Embedder was instantiated at module import (~30-60s, ~200MB) regardless
of whether new conversations existed. On nights with no new content
(most nights per the logs), the script paid the load cost and exited
immediately. ingest.py:134 already uses lazy loading; this brings the
two ingest scripts into a consistent shape.
Writers now enforce type and created_at:
- encoding.py: ValueError raised at write_embeddings_batch if row dict lacks
'type'. created_at remains SQL-supplied (NOW() server-side). ON CONFLICT
DO UPDATE now also rewrites type=EXCLUDED.type and preserves the original
created_at via COALESCE(embeddings.created_at, EXCLUDED.created_at) — a
re-ingest re-classifies type but does not overwrite a backfilled mtime.
- ingest_conversations.py: same assertion. ON CONFLICT intentionally keeps
EXCLUDED.created_at semantics (Aaron-AI conversation created_at tracks
convo.updated_at; re-runs should refresh).
- Column-level NOT NULL is not added; application-layer raise gives a
faster, more debuggable failure than a Postgres constraint error.
Retrieval propagates type into chunks:
- retrieve() SELECT now includes type; chunk dicts carry "type": etype.
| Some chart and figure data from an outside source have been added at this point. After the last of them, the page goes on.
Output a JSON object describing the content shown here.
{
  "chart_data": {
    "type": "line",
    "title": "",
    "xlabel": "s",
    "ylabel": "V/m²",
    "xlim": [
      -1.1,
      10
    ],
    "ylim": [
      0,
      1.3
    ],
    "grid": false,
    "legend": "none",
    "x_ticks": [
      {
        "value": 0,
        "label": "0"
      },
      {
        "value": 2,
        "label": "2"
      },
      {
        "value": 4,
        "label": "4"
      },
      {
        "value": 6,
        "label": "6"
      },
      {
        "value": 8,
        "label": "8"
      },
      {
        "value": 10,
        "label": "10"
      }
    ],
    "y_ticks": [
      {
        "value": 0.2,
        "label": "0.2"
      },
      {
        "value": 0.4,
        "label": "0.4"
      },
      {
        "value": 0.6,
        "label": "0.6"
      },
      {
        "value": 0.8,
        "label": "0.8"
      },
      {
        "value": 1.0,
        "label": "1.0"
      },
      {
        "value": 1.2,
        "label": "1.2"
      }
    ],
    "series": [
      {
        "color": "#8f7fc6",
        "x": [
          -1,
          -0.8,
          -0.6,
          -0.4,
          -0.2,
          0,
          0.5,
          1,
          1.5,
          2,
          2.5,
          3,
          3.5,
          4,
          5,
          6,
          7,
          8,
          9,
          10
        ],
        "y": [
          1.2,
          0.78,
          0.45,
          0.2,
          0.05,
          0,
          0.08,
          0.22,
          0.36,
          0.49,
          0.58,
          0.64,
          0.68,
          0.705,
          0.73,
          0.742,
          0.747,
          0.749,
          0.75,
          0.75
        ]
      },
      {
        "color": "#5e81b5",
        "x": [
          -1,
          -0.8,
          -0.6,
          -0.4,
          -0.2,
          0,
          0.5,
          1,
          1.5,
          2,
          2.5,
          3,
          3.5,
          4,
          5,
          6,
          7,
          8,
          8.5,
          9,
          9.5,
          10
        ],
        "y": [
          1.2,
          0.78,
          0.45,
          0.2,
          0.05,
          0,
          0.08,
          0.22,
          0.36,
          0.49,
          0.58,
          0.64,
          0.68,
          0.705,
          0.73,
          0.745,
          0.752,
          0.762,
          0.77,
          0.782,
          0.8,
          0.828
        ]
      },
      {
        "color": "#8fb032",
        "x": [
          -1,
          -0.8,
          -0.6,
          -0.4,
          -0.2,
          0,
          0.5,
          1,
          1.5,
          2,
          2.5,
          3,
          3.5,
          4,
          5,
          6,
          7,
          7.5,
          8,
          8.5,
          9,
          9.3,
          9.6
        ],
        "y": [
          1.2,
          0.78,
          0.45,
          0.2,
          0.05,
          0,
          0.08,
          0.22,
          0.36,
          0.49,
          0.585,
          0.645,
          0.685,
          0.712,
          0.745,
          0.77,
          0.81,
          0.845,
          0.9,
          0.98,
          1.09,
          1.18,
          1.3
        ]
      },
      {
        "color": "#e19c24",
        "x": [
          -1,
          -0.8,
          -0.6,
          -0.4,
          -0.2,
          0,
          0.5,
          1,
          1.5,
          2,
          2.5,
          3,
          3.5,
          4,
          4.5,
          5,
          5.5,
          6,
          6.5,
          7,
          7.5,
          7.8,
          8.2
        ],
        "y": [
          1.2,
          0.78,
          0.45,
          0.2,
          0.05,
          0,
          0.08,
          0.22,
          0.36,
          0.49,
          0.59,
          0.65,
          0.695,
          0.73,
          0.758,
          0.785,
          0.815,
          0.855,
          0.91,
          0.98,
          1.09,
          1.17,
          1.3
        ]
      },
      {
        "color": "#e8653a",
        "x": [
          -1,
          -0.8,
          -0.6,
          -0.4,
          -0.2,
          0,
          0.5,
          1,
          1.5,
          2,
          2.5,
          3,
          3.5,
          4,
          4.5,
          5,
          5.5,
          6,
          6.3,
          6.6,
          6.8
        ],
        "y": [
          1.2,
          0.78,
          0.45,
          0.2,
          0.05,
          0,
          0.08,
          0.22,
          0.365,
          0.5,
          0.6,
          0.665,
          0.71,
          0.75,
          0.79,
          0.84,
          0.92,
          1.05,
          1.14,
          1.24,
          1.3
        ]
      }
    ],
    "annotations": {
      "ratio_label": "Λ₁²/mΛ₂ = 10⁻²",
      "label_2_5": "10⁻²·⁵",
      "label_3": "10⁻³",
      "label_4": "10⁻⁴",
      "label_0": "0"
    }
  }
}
- WHERE clause built dynamically from excluded_sources and the new
--type-filter CLI arg (experimental, default None, pgvector retrieval
only — Graphiti chunks have no embeddings.type to filter on).
- retrieve_graphiti unchanged; its chunks lack the type field.
Manifests carry type_distribution per stage:
- dream_pipeline writes stage_data[<stage>]["type_distribution"] for nrem,
early_rem, late_rem — a Counter over chunk types, filtering None so
Graphiti chunks (when DREAMER_SUBSTRATE=graphiti) don't pollute the
distribution. Pgvector chunks always carry type post-backfill; if None
appears, the backfill or writer enforcement has regressed.
Verification:
B1 force re-ingest of "Finite and infinite games -- James Carse.pdf":
all 84 chunks preserved created_at=2026-04-27T06:11:55Z
B2 missing-type assertion raises ValueError, no row leaked to embeddings
B3 ast.parse(*) clean; EXPLAIN renders for {no excl/no filter,
type_filter only, excl 2 elems, excl 1 elem edge case, both};
all five plans use HNSW index scan with correct Filter clauses
C1 retrieve("nrem") returns 8 chunks each carrying "type" key
C2 type_distribution = {'document': 5, 'chatgpt_conversation': 3} —
2 distinct types, 62.5/37.5 split (looser bar: >=2 types,
no single type >=90%)
The type and created_at fields are now load-bearing: every dream manifest
emits type_distribution per stage. Reverting the backfill makes the
distribution show NULLs at every dream run.